Pekka Rautakallio started his ice hockey career in local club of his hometown, Ässät in 1970. He also represented the club's football team. As a skilled and mobile defenceman, Rautakallio was soon noticed and he played on his first International tournament in 1972.

Rautakallio gained the attention of World Hockey Association (WHA) officials when the 1974 Summit Series team played an exhibition against the Finnish national team. The Phoenix Roadrunners thought to sign him to a contract that year, but hesitated out of fear that the challenge of a Finn adapting to life in Arizona on his own would be too great. They brought him over one year later, along with his countryman Lauri Mononen, and signed both to two-year contracts. Rautakallio recorded 50 points, including 11 goals, in 1975–76. He finished as the leading scorer among rookie defencemen, and fifth overall for all defencemen. He then fell to 35 points in 1976–77. The Roadrunners ceased operations following the season, and lacking other options in North America, Rautakallio returned to Finland.

Rautakallio returned to Ässät, which had joined the recently formed SM-liiga, and established himself as a top defenceman in the league. He was named defenceman of the year in both 1977–78 and 1978–79; the SM-liiga ultimately named the award the Pekka Rautakallio trophy in his honour. He recorded 37 points in 36 games in 1977–78, then improved to 25 goals and 53 points the following year. Ässät established its place as the SM-liiga's dominant team by winning the Kanada-malja as league champions in 1978 and reaching the final in 1979.

The Atlanta Flames brought Rautakallio back to North America in 1979 as general manager Cliff Fletcher signed him to a National Hockey League (NHL) contract. The Flames were impressed with the power of his shot and his speed; he finished his first NHL season with 30 points.

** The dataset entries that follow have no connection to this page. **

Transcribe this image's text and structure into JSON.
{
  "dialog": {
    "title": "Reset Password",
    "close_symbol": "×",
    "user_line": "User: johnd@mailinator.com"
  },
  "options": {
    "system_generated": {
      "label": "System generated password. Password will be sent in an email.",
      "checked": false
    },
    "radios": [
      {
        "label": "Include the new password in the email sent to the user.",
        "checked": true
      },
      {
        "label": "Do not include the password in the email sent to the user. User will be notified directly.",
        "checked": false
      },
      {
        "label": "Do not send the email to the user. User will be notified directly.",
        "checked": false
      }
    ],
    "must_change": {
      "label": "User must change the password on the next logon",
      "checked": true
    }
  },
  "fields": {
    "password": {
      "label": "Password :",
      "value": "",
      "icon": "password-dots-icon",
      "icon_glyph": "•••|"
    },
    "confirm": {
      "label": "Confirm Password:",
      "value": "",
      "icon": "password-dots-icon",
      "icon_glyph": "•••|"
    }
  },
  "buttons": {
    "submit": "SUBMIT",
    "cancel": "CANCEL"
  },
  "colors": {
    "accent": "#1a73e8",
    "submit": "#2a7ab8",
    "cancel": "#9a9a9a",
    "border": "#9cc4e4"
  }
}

Rautakallio relocated with the franchise when it moved to Canada and became the Calgary Flames in 1980–81. He led the team in scoring by a defenceman with 56 points.

The 1981–82 season was Rautakallio's best in the NHL. He again led the team's defencemen in scoring, and was fourth overall, with 68 points in 80 games. He played for the Campbell Conference team at the 1982 All-Star Game, and in doing so became the first Finn in NHL history to appear in the mid-season contest. However, he opted to return to Finland after the season as his sons were beginning school. He feared they were becoming too Canadian and wanted them to grow up in his homeland.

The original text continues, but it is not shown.